The best results came from log weighting (thanks joestelmach) the
candidates by collocation count. Then some of the more popular repos
could bubble up a bit.

Using that strategy alone yielded a score in the 23% range, but lots
of users had less than 10 suggestions.

+ Filling +

I then focused on filling suggestions for users with insufficient
suggestions. I computed the ancestry of each repo, so that each repo
had a list of its ancestors (parents, grandparents, etc.)  and
descendants (children, grandchildren, etc.).

One thing I noticed was that the repos.txt file had a few
inconsistencies. There were a few forked repos with a date that was
before the repo they were forked from. This screwed up my lineage
calculation so I had to go in and hand-fix these entries.
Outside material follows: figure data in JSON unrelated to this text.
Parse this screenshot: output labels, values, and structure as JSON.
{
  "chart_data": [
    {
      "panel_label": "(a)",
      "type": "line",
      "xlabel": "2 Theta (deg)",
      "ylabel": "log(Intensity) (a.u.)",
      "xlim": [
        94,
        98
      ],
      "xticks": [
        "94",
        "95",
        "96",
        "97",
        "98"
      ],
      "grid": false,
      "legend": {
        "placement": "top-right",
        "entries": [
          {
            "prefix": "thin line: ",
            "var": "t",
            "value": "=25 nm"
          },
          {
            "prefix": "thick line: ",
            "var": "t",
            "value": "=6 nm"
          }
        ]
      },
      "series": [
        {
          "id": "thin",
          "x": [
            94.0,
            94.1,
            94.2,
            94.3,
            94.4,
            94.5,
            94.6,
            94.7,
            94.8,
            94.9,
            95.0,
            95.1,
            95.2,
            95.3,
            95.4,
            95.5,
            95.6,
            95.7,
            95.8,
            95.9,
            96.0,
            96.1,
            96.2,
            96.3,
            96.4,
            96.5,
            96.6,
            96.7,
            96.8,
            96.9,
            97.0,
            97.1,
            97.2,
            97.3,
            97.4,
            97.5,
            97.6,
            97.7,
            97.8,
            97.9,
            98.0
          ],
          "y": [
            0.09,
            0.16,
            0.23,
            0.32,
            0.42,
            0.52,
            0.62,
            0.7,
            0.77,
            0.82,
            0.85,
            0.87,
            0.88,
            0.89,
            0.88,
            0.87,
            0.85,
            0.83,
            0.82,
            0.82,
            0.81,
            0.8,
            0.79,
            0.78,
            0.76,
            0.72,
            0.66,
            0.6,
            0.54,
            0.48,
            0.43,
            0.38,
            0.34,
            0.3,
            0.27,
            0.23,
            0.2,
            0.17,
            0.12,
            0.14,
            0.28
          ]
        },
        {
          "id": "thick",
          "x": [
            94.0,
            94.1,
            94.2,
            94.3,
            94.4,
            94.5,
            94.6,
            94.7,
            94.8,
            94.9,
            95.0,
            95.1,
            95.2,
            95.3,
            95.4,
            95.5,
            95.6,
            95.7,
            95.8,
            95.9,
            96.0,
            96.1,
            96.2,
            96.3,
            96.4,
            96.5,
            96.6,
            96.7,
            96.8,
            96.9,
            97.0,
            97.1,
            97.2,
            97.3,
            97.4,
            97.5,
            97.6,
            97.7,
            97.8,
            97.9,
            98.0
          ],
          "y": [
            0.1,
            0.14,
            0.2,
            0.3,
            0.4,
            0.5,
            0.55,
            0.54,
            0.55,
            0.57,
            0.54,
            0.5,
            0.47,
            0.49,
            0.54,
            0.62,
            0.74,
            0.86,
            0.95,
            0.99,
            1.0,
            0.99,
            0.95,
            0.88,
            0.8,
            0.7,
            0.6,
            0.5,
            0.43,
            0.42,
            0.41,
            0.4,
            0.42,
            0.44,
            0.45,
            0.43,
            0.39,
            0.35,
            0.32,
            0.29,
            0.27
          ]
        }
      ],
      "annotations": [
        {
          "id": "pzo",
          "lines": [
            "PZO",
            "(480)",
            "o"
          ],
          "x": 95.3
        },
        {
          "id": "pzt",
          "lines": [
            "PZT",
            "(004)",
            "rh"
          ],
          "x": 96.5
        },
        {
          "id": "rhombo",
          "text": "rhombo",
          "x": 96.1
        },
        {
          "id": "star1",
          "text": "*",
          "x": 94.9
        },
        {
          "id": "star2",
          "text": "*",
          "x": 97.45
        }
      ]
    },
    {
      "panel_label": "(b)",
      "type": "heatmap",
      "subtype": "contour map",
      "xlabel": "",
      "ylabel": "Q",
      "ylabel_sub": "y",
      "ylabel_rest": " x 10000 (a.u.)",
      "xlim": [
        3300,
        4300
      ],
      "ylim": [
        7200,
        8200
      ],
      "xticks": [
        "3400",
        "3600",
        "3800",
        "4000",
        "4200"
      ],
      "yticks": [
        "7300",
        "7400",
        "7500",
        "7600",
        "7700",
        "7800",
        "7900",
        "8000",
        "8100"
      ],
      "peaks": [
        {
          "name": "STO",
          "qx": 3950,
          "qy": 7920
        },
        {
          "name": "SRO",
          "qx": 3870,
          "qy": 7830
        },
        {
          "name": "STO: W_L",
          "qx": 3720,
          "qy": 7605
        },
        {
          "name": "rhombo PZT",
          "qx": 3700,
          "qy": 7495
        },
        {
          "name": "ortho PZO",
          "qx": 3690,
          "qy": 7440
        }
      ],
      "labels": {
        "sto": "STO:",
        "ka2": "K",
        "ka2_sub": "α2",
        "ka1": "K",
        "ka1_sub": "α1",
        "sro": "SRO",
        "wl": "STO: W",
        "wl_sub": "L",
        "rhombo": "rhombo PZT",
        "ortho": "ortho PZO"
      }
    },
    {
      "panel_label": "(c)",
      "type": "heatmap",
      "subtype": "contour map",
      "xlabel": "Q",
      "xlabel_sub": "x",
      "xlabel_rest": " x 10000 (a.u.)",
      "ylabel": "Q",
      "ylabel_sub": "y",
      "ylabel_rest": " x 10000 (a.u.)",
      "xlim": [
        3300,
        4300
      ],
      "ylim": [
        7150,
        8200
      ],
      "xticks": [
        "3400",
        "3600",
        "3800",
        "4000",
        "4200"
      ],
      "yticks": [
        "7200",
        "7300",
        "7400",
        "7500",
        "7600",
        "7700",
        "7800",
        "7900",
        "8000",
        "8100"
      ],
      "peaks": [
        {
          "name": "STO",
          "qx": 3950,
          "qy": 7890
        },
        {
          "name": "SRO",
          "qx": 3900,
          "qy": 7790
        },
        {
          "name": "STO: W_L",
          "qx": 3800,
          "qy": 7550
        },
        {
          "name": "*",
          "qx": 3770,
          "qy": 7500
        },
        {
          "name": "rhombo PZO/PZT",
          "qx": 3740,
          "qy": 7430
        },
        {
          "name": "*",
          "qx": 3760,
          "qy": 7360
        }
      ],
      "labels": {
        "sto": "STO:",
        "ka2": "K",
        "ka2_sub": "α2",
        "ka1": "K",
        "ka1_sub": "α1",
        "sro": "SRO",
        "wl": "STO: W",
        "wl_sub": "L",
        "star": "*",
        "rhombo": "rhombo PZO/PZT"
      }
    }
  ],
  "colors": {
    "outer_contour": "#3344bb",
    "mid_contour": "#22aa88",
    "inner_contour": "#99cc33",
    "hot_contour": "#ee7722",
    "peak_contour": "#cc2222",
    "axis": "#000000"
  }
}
The diff
file is included as repos-fix.diff

For each user with less than 10 suggestions, I add all of the
ancestors and descendants. If they still have less than 10
suggestions, I take all of their existing suggestions and use the
conditional probability database to get more candidates.

If the user still has less than 10 suggestions, I look for similarly
named repos and add those and anything related to those in the
probability matrix.

Finally, if there are still not enough candidates, I fall back on the
top ten repos.

This methodology brought the score up to around 35 or 36%.

+ Blending +

I knew from willbailey that adding all unwatched ancestor repos would
result in a boost. Rather than write my own algorithm, I used
danielharan's blend_unwatched_sources.rb script
(http://github.com/danielharan/github_resys/tree/master).

This works best with candidate suggestions of at least 20. I went back
and generated results files with 20 candidates. danielharan's blending
then brought my score up to 43%. I found there was a slight boost when
only using the first 5 unwatched candidates.

+++ The Code +++

The code is written in Python. I used a Python 2.6 interpreter.

Tokyo Cabinet must be installed. I used these instructions:

http://michael.susens-schurter.com/tokyotalk/tokyotalk.html

The simplejson module should also be installed.

The code does extensive logging, and some of the data structures
contain more data than I actually used.

To run:

python ghc.py
ruby blend_unwatched_sources.rb > results.txt

See LICENSE for the license that governs this code.